Following delivery into cells, shRNA constructs are processed into small interfering RNAs. These molecules guide the RNA-induced silencing complex, or RISC, toward messenger RNA with a complementary sequence. The resulting reduction in target-gene expression connects each construct to a cellular response, although the strength of that response can vary with knockdown efficiency.
Depleted constructs are associated with cells or conditions in which their targeted knockdowns become less represented, whereas enriched constructs become more represented. These opposing patterns can reveal genes linked to cellular viability, drug sensitivity, signaling, or another measured phenotype. Interpretation requires separating biologically meaningful associations from effects caused by inconsistent knockdown or unintended targets.

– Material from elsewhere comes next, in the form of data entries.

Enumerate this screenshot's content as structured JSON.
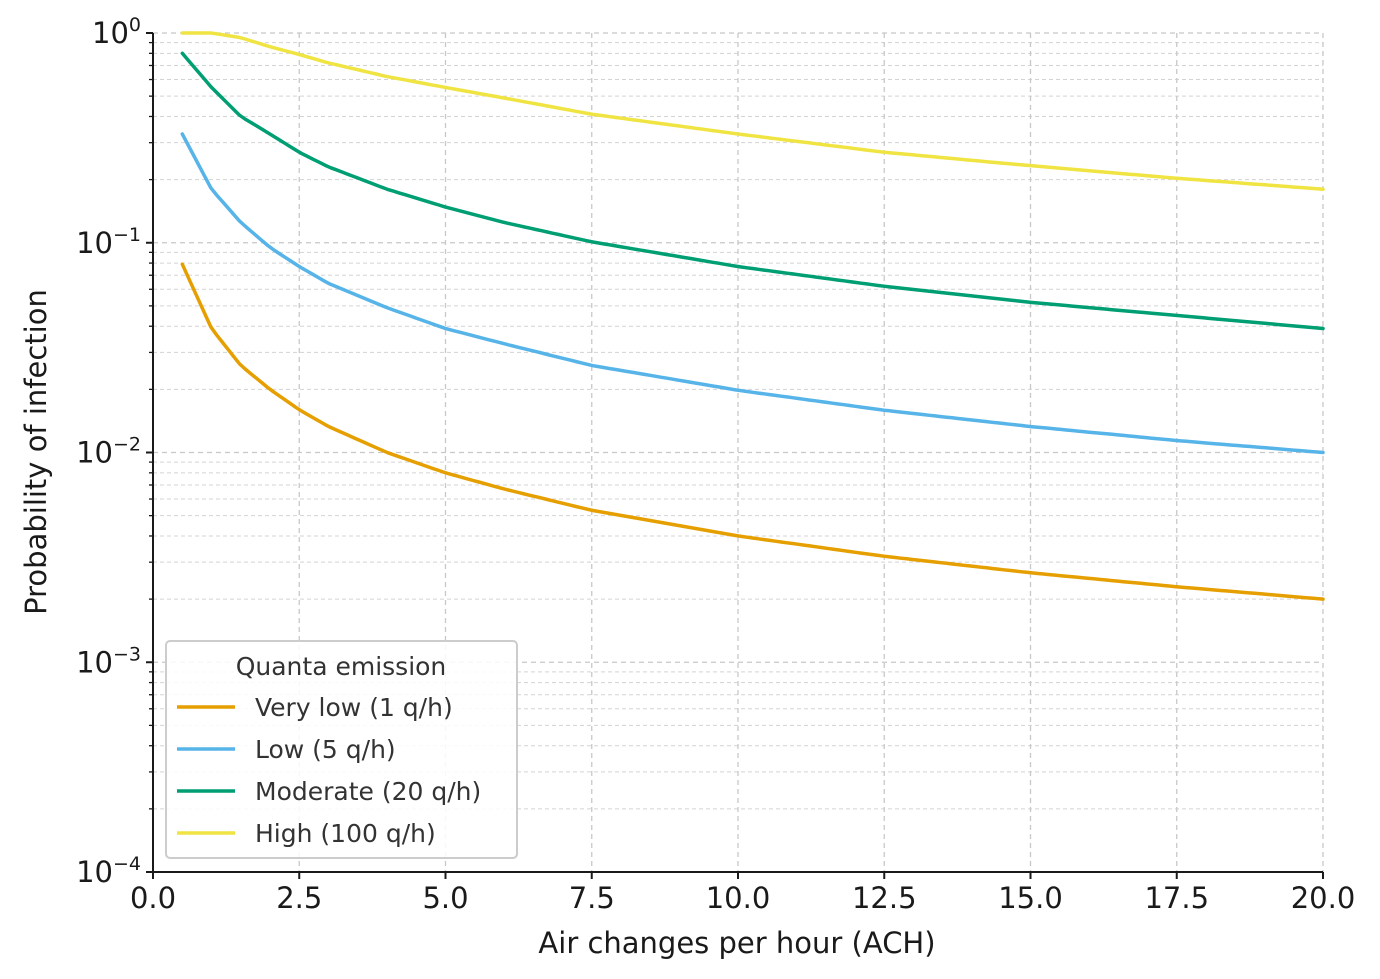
{
  "chart_data": {
    "type": "line",
    "title": "",
    "xlabel": "Air changes per hour (ACH)",
    "ylabel": "Probability of infection",
    "xlim": [
      0,
      20
    ],
    "ylim": [
      0.0001,
      1
    ],
    "yscale": "log",
    "grid": true,
    "x_ticks": [
      "0.0",
      "2.5",
      "5.0",
      "7.5",
      "10.0",
      "12.5",
      "15.0",
      "17.5",
      "20.0"
    ],
    "y_ticks": [
      {
        "base": "10",
        "exp": "0"
      },
      {
        "base": "10",
        "exp": "−1"
      },
      {
        "base": "10",
        "exp": "−2"
      },
      {
        "base": "10",
        "exp": "−3"
      },
      {
        "base": "10",
        "exp": "−4"
      }
    ],
    "legend": {
      "title": "Quanta emission",
      "placement": "lower-left"
    },
    "x": [
      0.5,
      1.0,
      1.5,
      2.0,
      2.5,
      3.0,
      4.0,
      5.0,
      6.0,
      7.5,
      10.0,
      12.5,
      15.0,
      17.5,
      20.0
    ],
    "series": [
      {
        "name": "Very low (1 q/h)",
        "color": "#E69F00",
        "values": [
          0.079,
          0.039,
          0.026,
          0.02,
          0.016,
          0.0133,
          0.01,
          0.008,
          0.0067,
          0.0053,
          0.004,
          0.0032,
          0.00267,
          0.00229,
          0.002
        ]
      },
      {
        "name": "Low (5 q/h)",
        "color": "#56B4E9",
        "values": [
          0.33,
          0.18,
          0.125,
          0.095,
          0.077,
          0.064,
          0.049,
          0.039,
          0.033,
          0.026,
          0.0198,
          0.0159,
          0.0133,
          0.0114,
          0.01
        ]
      },
      {
        "name": "Moderate (20 q/h)",
        "color": "#009E73",
        "values": [
          0.8,
          0.55,
          0.4,
          0.33,
          0.27,
          0.23,
          0.18,
          0.148,
          0.125,
          0.101,
          0.077,
          0.062,
          0.052,
          0.045,
          0.039
        ]
      },
      {
        "name": "High (100 q/h)",
        "color": "#F0E442",
        "values": [
          1.0,
          1.0,
          0.95,
          0.86,
          0.79,
          0.72,
          0.62,
          0.55,
          0.49,
          0.41,
          0.33,
          0.27,
          0.233,
          0.203,
          0.18
        ]
      }
    ]
  }
}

A phenotype may arise from unintended gene effects rather than from suppression of the intended target. Variable knockdown efficiency can also make a genuine gene effect appear weak or inconsistent. Deconvolution therefore identifies candidates, while follow-up validation helps determine whether the observed response is gene-specific and reproducible rather than a consequence of construct-specific behavior.

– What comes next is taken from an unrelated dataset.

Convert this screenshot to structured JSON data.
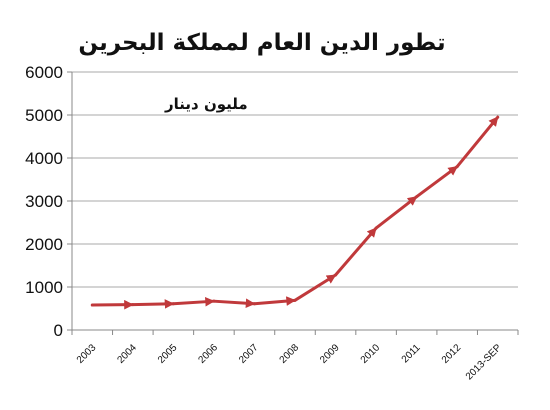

The experiment must preserve a way to identify which shRNA constructs were present after the cellular response. Sequencing or barcode analysis supplies that identity by measuring constructs that became depleted or enriched. Comparing these signals with the phenotype links individual knockdown reagents to the response and converts a pooled result into interpretable gene-level candidates.
In drug-response experiments, the approach can identify knockdowns associated with increased or decreased cellular sensitivity. Constructs that change representation under the treatment provide candidates for genes influencing the response. Subsequent validation is important because the initial association may reflect variable silencing or off-target activity, not a direct role for the intended gene.
The resulting gene candidates can be examined in relation to cell viability, signaling, drug sensitivity, or other cellular traits measured in the screen. This makes the approach useful for connecting reduced expression of individual genes with phenotypic outcomes. The most informative conclusions come after candidate effects are validated for specificity and consistency.